The Sylhet Division consists of four administrative districts—Sylhet, Sunamganj, Moulvibazar and Habiganj. From each district, three sub-districts (Upazilas) were randomly selected based on the availability of buffalo populations, resulting in a total of 12 sampling sites. A total of 150 buffaloes (125 cows and 25 bulls) were randomly selected following specific inclusion criteria: cows that had experienced at least one parturition and bulls aged 2.5 years or older. We included some bulls younger than 2.5 years in the study because no older bulls were available in some of the selected areas.
Both male and female buffaloes were included to assess physical and morphometric traits. Physical traits recorded included coat color, pigmentation of the forehead, muzzle, hooves, horns, eyelashes, eyes, switch, forelegs, hindlegs and vulva; the presence of pigmentation under the tail; chevron markings on the dewlap; and horn shape and orientation.
Morphometric measurements were taken using a standard measuring tape and measuring stick.
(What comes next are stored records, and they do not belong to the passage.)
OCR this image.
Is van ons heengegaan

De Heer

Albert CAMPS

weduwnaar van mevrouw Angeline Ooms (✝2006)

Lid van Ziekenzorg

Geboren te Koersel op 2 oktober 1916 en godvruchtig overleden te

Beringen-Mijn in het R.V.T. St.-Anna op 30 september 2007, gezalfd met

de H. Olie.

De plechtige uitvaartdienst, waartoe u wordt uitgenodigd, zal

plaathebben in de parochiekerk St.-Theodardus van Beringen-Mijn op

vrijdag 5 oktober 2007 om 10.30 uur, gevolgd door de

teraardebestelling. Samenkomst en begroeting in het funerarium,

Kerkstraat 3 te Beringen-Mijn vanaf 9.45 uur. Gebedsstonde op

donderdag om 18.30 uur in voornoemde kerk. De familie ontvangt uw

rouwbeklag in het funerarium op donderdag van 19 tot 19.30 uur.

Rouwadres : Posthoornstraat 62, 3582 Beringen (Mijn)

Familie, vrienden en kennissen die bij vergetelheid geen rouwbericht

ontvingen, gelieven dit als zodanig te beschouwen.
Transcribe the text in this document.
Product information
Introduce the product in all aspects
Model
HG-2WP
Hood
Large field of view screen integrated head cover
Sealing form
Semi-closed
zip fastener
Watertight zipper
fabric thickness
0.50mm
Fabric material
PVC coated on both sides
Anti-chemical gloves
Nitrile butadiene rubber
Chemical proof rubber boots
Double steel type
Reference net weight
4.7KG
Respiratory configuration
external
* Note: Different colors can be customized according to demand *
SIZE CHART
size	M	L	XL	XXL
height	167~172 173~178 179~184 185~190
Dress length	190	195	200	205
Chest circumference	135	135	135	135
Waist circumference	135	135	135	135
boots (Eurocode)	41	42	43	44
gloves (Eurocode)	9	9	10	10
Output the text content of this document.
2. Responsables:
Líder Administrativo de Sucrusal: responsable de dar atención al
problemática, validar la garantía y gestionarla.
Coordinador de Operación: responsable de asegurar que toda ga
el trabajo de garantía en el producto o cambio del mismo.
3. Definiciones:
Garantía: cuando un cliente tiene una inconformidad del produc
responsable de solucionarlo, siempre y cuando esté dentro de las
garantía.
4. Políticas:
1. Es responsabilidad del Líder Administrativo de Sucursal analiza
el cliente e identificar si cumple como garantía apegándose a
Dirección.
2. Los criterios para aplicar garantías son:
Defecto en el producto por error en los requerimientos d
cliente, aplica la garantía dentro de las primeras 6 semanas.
They included the following parameters: body length (distance from the point of shoulder to the pin bone), heart girth (body circumference immediately posterior to the forelegs), height at withers and at hip bone, head width (between horns and between eyes), face length (from poll to muzzle), ear length and breadth, horn length and circumference, neck length and circumference, loin, chine and rump lengths, rump and pin bone widths, leg heights (below knee and hock), height and circumference of pasterns, hoof circumference and tail length (from tail drop to tip). A detailed summary of the sampling distribution is presented in Table 1.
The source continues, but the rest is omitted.